Biliyoruz fakat harekete geçmekte zorlanıyoruz. Hatta çok zaman hiç hareket etmiyoruz. Hayatımızın her alanında karşılaşıyoruz bu durumla. Ya tembellik ediyoruz ya da işimize öyle geliyor. İstiyoruz ve biliyoruz ama hareket olmayınca bu faktörler başarmak için yetersiz kalıyor.

Yapılan araştırmalara bakıldığında ülke olarak ne kadar az kitap okuduğumuzu fark edebilmek zor bir durum değil. Özellikle artan internet kullanımı bu durumu tetikliyor. Uzaktan eğitim süreci ise telefonlarla ve bilgisayarlarla daha içli dışlı olmamıza neden olan bir faktör haline geldi. Kitap okumamız gerektiğini biliyoruz fakat okumuyoruz. Kitap okumanın bize sağlayacağı yararları biliyoruz ama yine okumuyoruz. Bu durum yalnızca kitapla da geçerli değil.

Sebzelerin daha sağlıklı olduğunu ve trans yağ içeren ürünlerin sağlık açısından bize çokça zararı olduğunu biliyoruz fakat trans yağlı paketlenmiş ürünler tüketmeye devam ediyoruz. İstediğimiz yere ulaşmak için neler yapmamız gerektiğinin farkındayız fakat bir türlü o şeyleri yapmaya başlayamıyoruz, başlamıyoruz.

 Etraflıca bir düşünme gerçekleştirirsek problemin bizde olduğu sonucuna varırız.
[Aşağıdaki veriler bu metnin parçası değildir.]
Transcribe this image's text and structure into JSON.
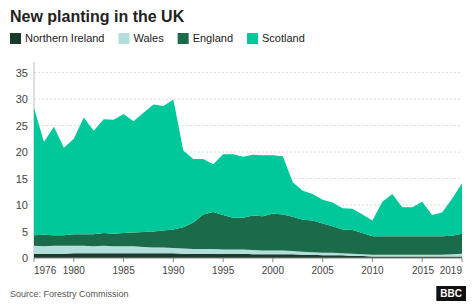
{
  "chart_data": {
    "type": "area",
    "title": "New planting in the UK",
    "x": [
      1976,
      1977,
      1978,
      1979,
      1980,
      1981,
      1982,
      1983,
      1984,
      1985,
      1986,
      1987,
      1988,
      1989,
      1990,
      1991,
      1992,
      1993,
      1994,
      1995,
      1996,
      1997,
      1998,
      1999,
      2000,
      2001,
      2002,
      2003,
      2004,
      2005,
      2006,
      2007,
      2008,
      2009,
      2010,
      2011,
      2012,
      2013,
      2014,
      2015,
      2016,
      2017,
      2018,
      2019
    ],
    "series": [
      {
        "name": "Northern Ireland",
        "color": "#1a3a2a",
        "values": [
          0.8,
          0.8,
          0.8,
          0.8,
          0.9,
          0.9,
          0.9,
          0.9,
          0.9,
          0.9,
          0.9,
          0.9,
          0.9,
          0.9,
          0.9,
          0.8,
          0.8,
          0.8,
          0.8,
          0.8,
          0.8,
          0.8,
          0.7,
          0.7,
          0.7,
          0.7,
          0.7,
          0.6,
          0.6,
          0.5,
          0.5,
          0.5,
          0.4,
          0.4,
          0.3,
          0.3,
          0.3,
          0.3,
          0.3,
          0.3,
          0.3,
          0.3,
          0.3,
          0.3
        ]
      },
      {
        "name": "Wales",
        "color": "#b2dfdb",
        "values": [
          1.5,
          1.4,
          1.5,
          1.5,
          1.4,
          1.4,
          1.3,
          1.4,
          1.3,
          1.3,
          1.3,
          1.2,
          1.1,
          1.1,
          1.0,
          1.0,
          0.9,
          0.9,
          0.9,
          0.8,
          0.8,
          0.8,
          0.8,
          0.7,
          0.7,
          0.7,
          0.6,
          0.6,
          0.5,
          0.5,
          0.5,
          0.4,
          0.4,
          0.3,
          0.3,
          0.3,
          0.3,
          0.3,
          0.3,
          0.3,
          0.3,
          0.3,
          0.4,
          0.5
        ]
      },
      {
        "name": "England",
        "color": "#1b6b4a",
        "values": [
          2.0,
          2.2,
          2.0,
          2.0,
          2.2,
          2.2,
          2.3,
          2.4,
          2.4,
          2.5,
          2.6,
          2.8,
          3.0,
          3.2,
          3.5,
          4.0,
          5.0,
          6.5,
          7.0,
          6.5,
          6.0,
          6.0,
          6.5,
          6.5,
          7.0,
          6.8,
          6.5,
          6.0,
          6.0,
          5.5,
          5.0,
          4.5,
          4.5,
          4.0,
          3.5,
          3.5,
          3.5,
          3.5,
          3.5,
          3.5,
          3.5,
          3.5,
          3.5,
          3.8
        ]
      },
      {
        "name": "Scotland",
        "color": "#00c89a",
        "values": [
          24.0,
          17.5,
          20.5,
          16.5,
          18.0,
          22.0,
          19.5,
          21.5,
          21.5,
          22.5,
          21.0,
          22.5,
          24.0,
          23.5,
          24.5,
          14.5,
          12.0,
          10.5,
          9.0,
          11.5,
          12.0,
          11.5,
          11.5,
          11.5,
          11.0,
          11.0,
          6.5,
          5.5,
          5.0,
          4.5,
          4.5,
          4.0,
          4.0,
          3.5,
          3.0,
          6.5,
          8.0,
          5.5,
          5.5,
          6.5,
          4.0,
          4.5,
          7.0,
          9.5
        ]
      }
    ],
    "stacked": true,
    "xlim": [
      1976,
      2019
    ],
    "xticks": [
      1976,
      1980,
      1985,
      1990,
      1995,
      2000,
      2005,
      2010,
      2015,
      2019
    ],
    "ylim": [
      0,
      37
    ],
    "yticks": [
      0,
      5,
      10,
      15,
      20,
      25,
      30,
      35
    ],
    "grid": true,
    "legend": "top",
    "annotations": [
      "Source: Forestry Commission",
      "BBC"
    ]
  }
}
Bu duruma neden olan faktörler elbette çok çeşitli. Örneğin çevresel koşullar önemli bir faktör. Dışsal motivasyon önemli bir faktör. Fakat ben asıl nedenin içsel motivasyondan kaynaklandığı fikrindeyim. Çevreniz sizi çalışmak için, sağlıklı yemek için ya da kitap okumanız için bir yere kadar motive ederler ve bu süre kısıtlıdır aslında. Buna karşın içsel motivasyonunuz güçlüyse ya da güçlendirirseniz eyleme geçmek ve o eylemi uzun soluklu hale getirmeniz daha olası gözüküyor.

Sonuç olarak; yalnızca bilmek işimize yaramıyor. Bilip harekete geçmeli ve uygulama yapmalıyız. Ancak o şekilde giriştiğimiz işlerden netice elde edebiliriz. Harekete geçme konusunda ve bu hareketliliği devam ettirme konusunda ise içsel motivasyon çok önem arz ediyor. Giriştiğiniz işlerde içsel motivasyonunuzun artması ve başarıya ulaşmanız temennisiyle. İyi haftalar diliyorum.